誕生! 東アジア中核天文台連合(EACOA)

【2005年9月26日 国立天文台 アストロ・トピックス(143)

平成17年9月21日に、東アジア各地域を代表する中核天文台である、中国科学院国家天文台(中国)、自然科学研究機構国立天文台(日本)、韓国天文宇宙科学研究所(韓国)、台湾中央研究院天文及天文物理研究所(台湾)の4機関の代表が国立天文台三鷹本部に集まり、東アジア中核天文台連合(East Asia Core Observatories Association:EACOA)の調印式が行われました。

長年、研究者レベルで積み上げられてきた東アジア天文学会議(EAMA:East Asian Meeting on Astronomy)などの交流の上に立ち、日本、中国、韓国、台湾の地域をそれぞれ代表する4つの中核天文台が連携組織EACOAを形成して、東アジア地域の天文学協力を継続的に話し合い、東アジア地域の天文学協力を長期的・組織的に進めてゆくことが調印式で合意されました。

東アジア地域、特に日本、中国、韓国、それに台湾における天文学は近年急速に立ち上がりつつあります。しかし残念ながら、米欧との個別協力や交流に比べ、東アジア地域内の相互協力は、さまざまな文化を共有する一衣帯水の地域としてあるべき状況からはまだほど遠いのが現状です。EACOAは今回締結する合意文書にのっとり、代表者による定期的会合を行い、各地域の天文学コミュニティや研究者レベルの交流活動と密接に連携しつつ、東アジア地域におけるより高度な天文学協力体制の構築を視野に入れて活動を進めます。

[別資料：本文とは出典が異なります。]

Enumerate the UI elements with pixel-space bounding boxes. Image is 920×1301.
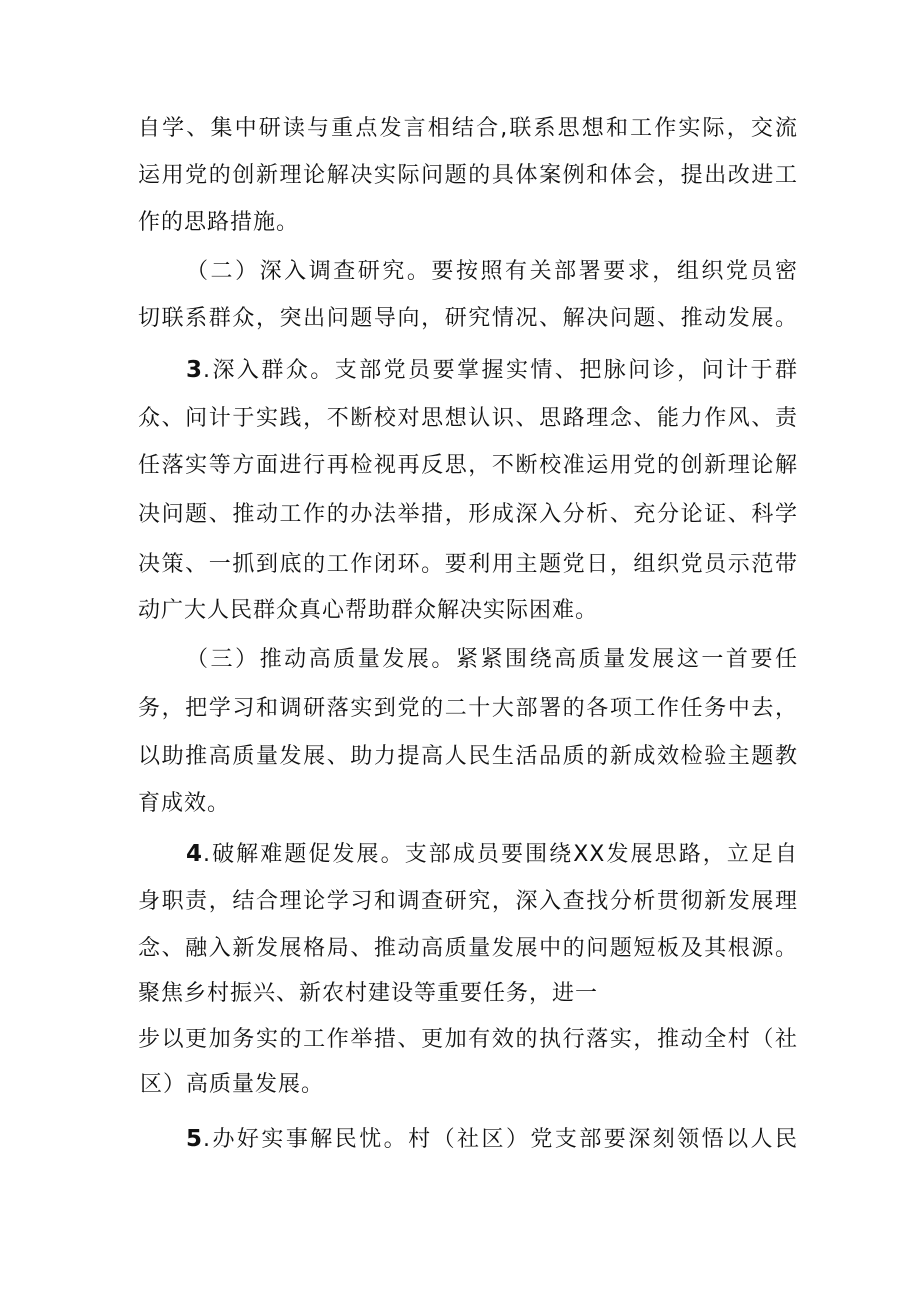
text-line: 步以更加务实的工作举措、更加有效的执行落实，推动全村（社 xyxy=(138,1027,798,1052)
item-text: .深入群众。支部党员要掌握实情、把脉问诊，问计于群 xyxy=(203,358,798,383)
section-heading-line: （二）深入调查研究。要按照有关部署要求，组织党员密 xyxy=(186,259,798,284)
text-line: 动广大人民群众真心帮助群众解决实际困难。 xyxy=(138,598,599,623)
text-line: 务，把学习和调研落实到党的二十大部署的各项工作任务中去， xyxy=(138,696,798,721)
item-number: 3 xyxy=(186,357,204,383)
text-line: 自学、集中研读与重点发言相结合,联系思想和工作实际，交流 xyxy=(138,116,798,141)
text-line: 身职责，结合理论学习和调查研究，深入查找分析贯彻新发展理 xyxy=(138,889,798,914)
numbered-item-line xyxy=(186,348,798,392)
text-line: 切联系群众，突出问题导向，研究情况、解决问题、推动发展。 xyxy=(138,306,798,331)
item-number: 4 xyxy=(186,841,204,867)
section-heading-line: （三）推动高质量发展。紧紧围绕高质量发展这一首要任 xyxy=(186,647,798,672)
text-line: 育成效。 xyxy=(138,791,231,816)
numbered-item-line xyxy=(186,1117,798,1161)
text-line: 念、融入新发展格局、推动高质量发展中的问题短板及其根源。 xyxy=(138,936,798,961)
numbered-item-line xyxy=(186,832,798,876)
text-line: 作的思路措施。 xyxy=(138,210,300,235)
text-line: 聚焦乡村振兴、新农村建设等重要任务，进一 xyxy=(138,981,599,1006)
text-line: 决问题、推动工作的办法举措，形成深入分析、充分论证、科学 xyxy=(138,502,798,527)
text-line: 任落实等方面进行再检视再反思，不断校准运用党的创新理论解 xyxy=(138,453,798,478)
text-line: 众、问计于实践，不断校对思想认识、思路理念、能力作风、责 xyxy=(138,406,798,431)
text-line: 以助推高质量发展、助力提高人民生活品质的新成效检验主题教 xyxy=(138,744,798,769)
item-text: .破解难题促发展。支部成员要围绕XX发展思路，立足自 xyxy=(203,842,798,867)
item-text: .办好实事解民忧。村（社区）党支部要深刻领悟以人民 xyxy=(203,1127,798,1152)
text-line: 运用党的创新理论解决实际问题的具体案例和体会，提出改进工 xyxy=(138,163,798,188)
text-line: 决策、一抓到底的工作闭环。要利用主题党日，组织党员示范带 xyxy=(138,552,798,577)
item-number: 5 xyxy=(186,1126,204,1152)
text-line: 区）高质量发展。 xyxy=(140,1072,325,1097)
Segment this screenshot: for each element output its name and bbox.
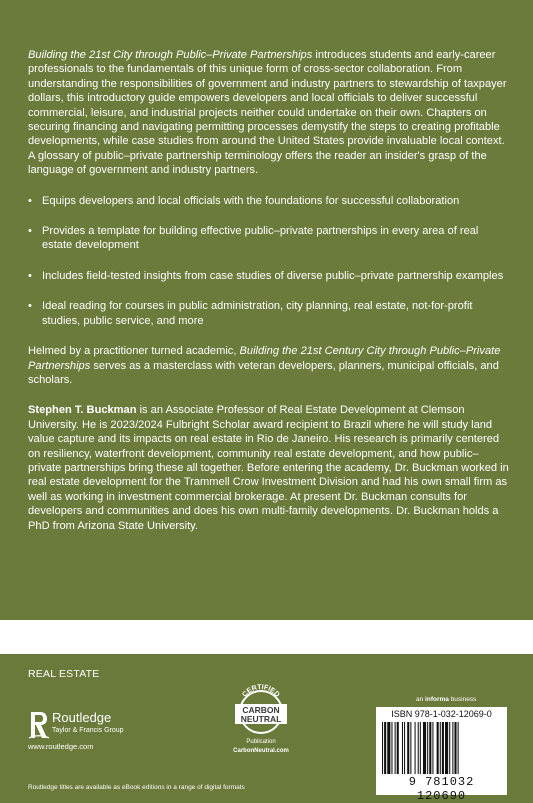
author-name: Stephen T. Buckman — [28, 404, 137, 417]
intro-book-title: Building the 21st City through Public–Private Partnerships — [28, 49, 313, 61]
carbon-seal-top: CERTIFIED — [241, 683, 281, 699]
informa-credit: an informa business — [416, 696, 477, 703]
carbon-url: CarbonNeutral.com — [233, 748, 289, 754]
feature-item: • Includes field-tested insights from case studies of diverse public–private partnership examples — [28, 269, 510, 283]
intro-paragraph — [28, 48, 510, 178]
publisher-name: Routledge — [52, 710, 112, 725]
barcode-panel — [376, 707, 507, 803]
cover-footer — [0, 654, 533, 803]
intro-text: introduces students and early-career professionals to the fundamentals of this unique form of cross-sector collaboration. From understanding the responsibilities of government and industry partners to stewardship of taxpayer dollars, this introductory guide empowers developers and local officials to deliver successful commercial, leisure, and industrial projects neither could undertake on their own. Chapters on securing financing and navigating permitting processes demystify the steps to creating profitable developments, while case studies from around the United States provide invaluable local context. A glossary of public–private partnership terminology offers the reader an insider's grasp of the language of government and industry partners. — [28, 49, 507, 177]
carbon-neutral-seal-icon — [226, 682, 296, 740]
publisher-group: Taylor & Francis Group — [52, 727, 124, 734]
feature-item: • Ideal reading for courses in public administration, city planning, real estate, not-for-profit studies, public service, and more — [28, 299, 510, 328]
ebook-note: Routledge titles are available as eBook editions in a range of digital formats — [28, 784, 245, 791]
feature-item: • Equips developers and local officials with the foundations for successful collaboration — [28, 194, 510, 208]
feature-list — [28, 194, 510, 328]
closing-text: serves as a masterclass with veteran developers, planners, municipal officials, and scholars. — [28, 359, 499, 386]
isbn-label: ISBN 978-1-032-12069-0 — [391, 709, 492, 719]
closing-paragraph — [28, 344, 510, 387]
closing-book-title: Building the 21st Century City through Public–Private Partnerships — [28, 345, 501, 372]
white-band — [0, 620, 533, 654]
author-bio-text: is an Associate Professor of Real Estate Development at Clemson University. He is 2023/2024 Fulbright Scholar award recipient to Brazil where he will study land value capture and its impacts on real estate in Rio de Janeiro. His research is primarily centered on resiliency, waterfront development, community real estate development, and how public–private partnerships bring these all together. Before entering the academy, Dr. Buckman worked in real estate development for the Trammell Crow Investment Division and had his own small firm as well as working in investment commercial brokerage. At present Dr. Buckman consults for developers and communities and does his own multi-family developments. Dr. Buckman holds a PhD from Arizona State University. — [28, 404, 509, 532]
subject-category: REAL ESTATE — [28, 668, 100, 680]
barcode-number: 9 781032 120690 — [408, 775, 475, 803]
author-bio — [28, 403, 510, 533]
carbon-label: Publication — [246, 739, 276, 745]
carbon-seal-word-2: NEUTRAL — [240, 714, 282, 724]
routledge-logo-icon — [28, 710, 50, 740]
carbon-seal-word-1: CARBON — [242, 705, 280, 715]
blurb — [28, 48, 510, 549]
barcode-icon — [382, 722, 501, 774]
publisher-url: www.routledge.com — [28, 742, 94, 751]
feature-item: • Provides a template for building effective public–private partnerships in every area of real estate development — [28, 224, 510, 253]
closing-prefix: Helmed by a practitioner turned academic, — [28, 345, 240, 358]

調印された合意書では、EACOAは4機関の協力を通じて東アジア地域に強力で先進的な天文学を構築することをめざし、以下の活動を推進することをうたっています。

    (1)東アジア地域における天文学協力の推進
    (2)東アジア地域における天文学研究、装置及び技術開発、
       望遠鏡の建設などの共同プロジェクトの推進
    (3)東アジア地域における望遠鏡など各種観測資源の交換、共同利用
    (4)天文学研究者、とりわけ若手研究者や学生の交換、交流
    (5)東アジア天文学会議(EAMA)など東アジア地域の天文学の共同・
       交流の推進をめざす研究者や組織の活動との連携、支援
    (6)東アジアにおける将来の連携方向についての議論、検討など
  

EACOAは少なくとも年一回の台長・所長会議などを通じ、上記事項を含めた連携について広くかつ具体的に協議・協力することとしています。具体的にはすでに、次のような研究協力が遂行中です。

  • 日本のVERA(国立天文台)と大学連合(北大、岐阜大、山口大、鹿児島大等)VLBIネットワーク、建設中の韓国VLBIネット(KVN)、中国の上海天文台などを結ぶ東アジアVLBI(超長距離電波干渉計)ネットワークの形成。
  • チリに建設中の大型ミリ波サブミリ波干渉計「アルマ」に台湾が日本を通じて参加。「アルマ東アジア地域センター」に向けた東アジアアルマワーキンググループを結成、シンポジウム等を各地域で開催。
  • JAXA-ISASが進める赤外線観測衛星Astro-Fは、韓国とソフトウエアで協力。
  • 2メートル クラス中型望遠鏡コンソーシアムを結成し、太陽系外惑星探査などでの交流、望遠鏡時間での協力、共同研究を推進。
  • 昨年よりEAMAのもとで「東アジア若手天文学会議(EAYAM: Young Astronomers Meeting)」を組織。前回は一昨年に台北で、次回は来年2月に日本(清里)で開催。

今後、東アジアにおける科学分野での共同は大きく広がると思われますが、過去10数年間積み上げられて来た研究者レベルでの天文学協力をさらに質的・組織的に大きく発展させ、また欧州南天文台(ESO)などをモデルとした将来の「東アジア天文台」構想などを進めるためにも、機関間協力組織EACOAにかかる期待は大きいと言えましょう。